Various molecular phylogenetic analyses suggest that group I introns in fungi and terrestrial/nonaquatic plants were horizontally transmitted multiple times in the course of evolution among distantly related species [1–3]. We have shown this is also the case for algal mitochondrial introns [4,5]. For reasons yet unknown, the distribution of group I introns is strongly biased, most commonly found in fungi (e.g. the cox-1 of Podospora anserina contains 15 group I introns [6]). About half of group I introns contain an open reading frame (ORF) that encodes a DNA sequence specific endonuclease (intronic homing enzyme). These intronic homing enzymes cleave a target sequence that is usually 16–30 base pairs (bp) long and nonpalindromic (reviewed in [7]). Cleavage of the chromosome initiates repair of the damaged DNA through homologous recombination. Consequently, after the repair, the donor intronic DNA is copied into the recipient chromosome. Thus, homing endonucleases are essential for horizontal transmission of group I introns. Organelle introns are highly likely of no benefit to the host, i.e. they are thought to be selfish and parasitic elements that spread in populations. Therefore, when they integrate into the host genome, there is little or no selection for maintaining endonuclease function. Moreover, if there is any cost to the host cell for producing a functional endonuclease, then selection will work to fix the nonfunctional element. Therefore, regular horizontal transmission of an intron to a new species before its functional deterioration seems essential for its evolutionary long-term persistence. As an example, comprehensive analyses of the group I intron omega (also known as Sc LSU.1), which was first found in the Saccharomyces cerevisiae mitochondrial large subunit rRNA gene, clearly showed repeated horizontal transmissions, and the interval between the complete loss and reinvasion of the intron is estimated to be about 5.7 million years [8]. This leads to the hypothesis that intronic homing enzymes might be adapted to recognize variously degenerated target sequences among a wide range of organisms.
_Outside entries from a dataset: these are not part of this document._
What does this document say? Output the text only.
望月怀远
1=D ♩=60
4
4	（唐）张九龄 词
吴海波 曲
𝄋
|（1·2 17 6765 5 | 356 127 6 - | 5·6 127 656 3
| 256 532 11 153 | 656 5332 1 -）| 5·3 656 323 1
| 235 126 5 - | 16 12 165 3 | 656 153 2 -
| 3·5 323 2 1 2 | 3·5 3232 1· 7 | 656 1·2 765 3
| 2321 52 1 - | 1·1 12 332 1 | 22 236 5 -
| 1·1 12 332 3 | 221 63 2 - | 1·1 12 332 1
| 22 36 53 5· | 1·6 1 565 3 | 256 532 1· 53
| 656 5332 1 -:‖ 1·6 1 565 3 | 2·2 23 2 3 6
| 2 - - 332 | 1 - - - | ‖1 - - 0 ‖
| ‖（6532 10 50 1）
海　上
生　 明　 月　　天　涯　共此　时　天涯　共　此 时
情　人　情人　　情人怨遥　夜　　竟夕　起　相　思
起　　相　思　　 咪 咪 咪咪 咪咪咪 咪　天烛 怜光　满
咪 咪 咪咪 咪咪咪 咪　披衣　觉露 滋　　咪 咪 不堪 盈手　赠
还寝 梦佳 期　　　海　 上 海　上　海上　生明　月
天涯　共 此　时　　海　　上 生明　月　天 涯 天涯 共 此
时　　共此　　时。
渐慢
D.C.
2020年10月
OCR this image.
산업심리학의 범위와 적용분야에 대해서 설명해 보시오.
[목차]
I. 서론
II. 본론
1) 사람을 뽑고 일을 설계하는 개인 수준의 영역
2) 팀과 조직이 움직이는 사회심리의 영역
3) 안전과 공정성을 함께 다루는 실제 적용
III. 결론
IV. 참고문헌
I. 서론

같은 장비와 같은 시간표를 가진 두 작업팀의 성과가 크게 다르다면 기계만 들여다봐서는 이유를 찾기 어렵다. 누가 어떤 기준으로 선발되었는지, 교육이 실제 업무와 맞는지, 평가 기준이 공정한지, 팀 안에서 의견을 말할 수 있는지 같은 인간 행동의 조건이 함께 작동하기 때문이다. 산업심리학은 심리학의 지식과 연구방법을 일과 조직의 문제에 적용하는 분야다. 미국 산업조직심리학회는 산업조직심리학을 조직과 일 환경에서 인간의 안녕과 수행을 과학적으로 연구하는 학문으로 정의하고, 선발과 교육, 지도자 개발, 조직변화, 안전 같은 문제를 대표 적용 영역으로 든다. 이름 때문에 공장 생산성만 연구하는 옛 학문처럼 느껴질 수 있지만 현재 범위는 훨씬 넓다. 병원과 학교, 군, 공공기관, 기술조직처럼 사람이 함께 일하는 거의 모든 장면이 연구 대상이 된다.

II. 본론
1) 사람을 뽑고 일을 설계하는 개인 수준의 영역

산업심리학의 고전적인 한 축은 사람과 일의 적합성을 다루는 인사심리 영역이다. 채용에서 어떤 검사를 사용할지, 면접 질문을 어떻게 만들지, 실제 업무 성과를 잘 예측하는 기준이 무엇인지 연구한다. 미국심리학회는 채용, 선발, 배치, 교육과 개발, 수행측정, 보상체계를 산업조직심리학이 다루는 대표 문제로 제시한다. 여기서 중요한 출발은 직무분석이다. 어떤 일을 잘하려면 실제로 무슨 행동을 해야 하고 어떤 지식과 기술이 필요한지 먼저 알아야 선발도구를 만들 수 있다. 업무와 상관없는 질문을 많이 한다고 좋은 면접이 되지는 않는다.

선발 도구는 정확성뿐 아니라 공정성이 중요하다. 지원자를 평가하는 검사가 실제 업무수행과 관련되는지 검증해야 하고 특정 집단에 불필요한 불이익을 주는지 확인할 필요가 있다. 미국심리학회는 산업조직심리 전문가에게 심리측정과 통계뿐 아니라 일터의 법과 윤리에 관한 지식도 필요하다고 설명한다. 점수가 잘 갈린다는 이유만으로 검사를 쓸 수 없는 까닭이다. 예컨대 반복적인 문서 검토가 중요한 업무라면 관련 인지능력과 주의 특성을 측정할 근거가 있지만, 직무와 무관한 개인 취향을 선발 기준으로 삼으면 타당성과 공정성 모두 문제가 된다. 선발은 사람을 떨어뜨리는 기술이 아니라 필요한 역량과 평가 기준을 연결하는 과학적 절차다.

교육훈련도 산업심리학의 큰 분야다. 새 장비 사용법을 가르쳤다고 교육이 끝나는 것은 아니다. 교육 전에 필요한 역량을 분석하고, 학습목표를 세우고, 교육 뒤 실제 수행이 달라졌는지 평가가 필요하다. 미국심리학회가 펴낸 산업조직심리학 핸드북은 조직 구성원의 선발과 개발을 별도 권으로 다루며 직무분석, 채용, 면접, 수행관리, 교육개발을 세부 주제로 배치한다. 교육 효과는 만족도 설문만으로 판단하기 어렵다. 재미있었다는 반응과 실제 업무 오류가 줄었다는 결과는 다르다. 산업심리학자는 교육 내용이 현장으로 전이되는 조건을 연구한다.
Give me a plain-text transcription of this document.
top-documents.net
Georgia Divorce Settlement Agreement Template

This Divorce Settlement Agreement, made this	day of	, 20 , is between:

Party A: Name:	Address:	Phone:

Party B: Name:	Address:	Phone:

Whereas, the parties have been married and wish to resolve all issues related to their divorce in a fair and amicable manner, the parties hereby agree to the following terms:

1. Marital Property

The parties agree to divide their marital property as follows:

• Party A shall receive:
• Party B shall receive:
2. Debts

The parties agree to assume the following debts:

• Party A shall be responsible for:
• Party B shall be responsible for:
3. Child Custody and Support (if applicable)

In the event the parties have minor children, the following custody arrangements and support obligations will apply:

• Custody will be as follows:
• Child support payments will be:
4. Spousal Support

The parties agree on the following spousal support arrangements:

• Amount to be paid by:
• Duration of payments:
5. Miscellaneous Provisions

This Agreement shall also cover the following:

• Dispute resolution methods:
In addition to intronic homing enzymes, highly specific endonuclease activity is also detected among inteins, which are thought to be parasitic elements that exhibit horizontal transmission. Regular invasional transmission is likely essential for both homing introns and inteins. In fact, for the target site of intein homing endonuclease PI-SceI, which is found in Saccharomyces cerevisiae vacuolar membrane H+-ATPase, all of the nine nucleotides essential for the cleavage were mapped on the conserved codon first and second positions, and target sequence variations at codon third positions were tolerated for the endonuclease recognition [9]. On the other hand, the adaptations that permit efficient horizontal transfer of intronic homing enzymes have not been analyzed. To date, only three intronic homing enzymes that target a sequence within protein coding genes were investigated systematically for their recognition sequence ambiguity, i.e. I-SpomI that is encoded as an intronic ORF of a group I intron in the Schizosaccharomyces pombe COXI gene [10,11], I-ScaI is in the COB gene of Saccharomyces capensis[12,13], and I-SceII is in the COXI gene of Saccharomyces cerevisiae[14–16]. To address the question, we investigated the recognition sequence of I-CsmI, including its degeneracy. I-CsmI is a homing enzyme encoded in the group I intron (named alpha or Cs cob.1) located in the apocytochrome b (COB) gene of the unicellular alga C. smithii[17]. This enzyme has the typical two LAGLIDADG motifs. The intronic ORF is probably translated as a fusion protein with the preceding exon, and the N-terminal peptide may be proteolytically removed to become an active form as seen in I-SpomI [18]. Endonuclease activity of I-CsmI has been observed through artificial interspecific cell fusion between intron-bearing C. smithii and C. reinhardtii that lacks the intron in its COB gene [19]. However, systematic analysis of the target sequences and the homing endonuclease's enzymatic properties have not been previously attempted. We overproduced several N-terminally truncated I-CsmI polypeptides in Escherichia coli, and determined cleavable target sequences through an in vitro assay of substrates containing 81 different point mutations.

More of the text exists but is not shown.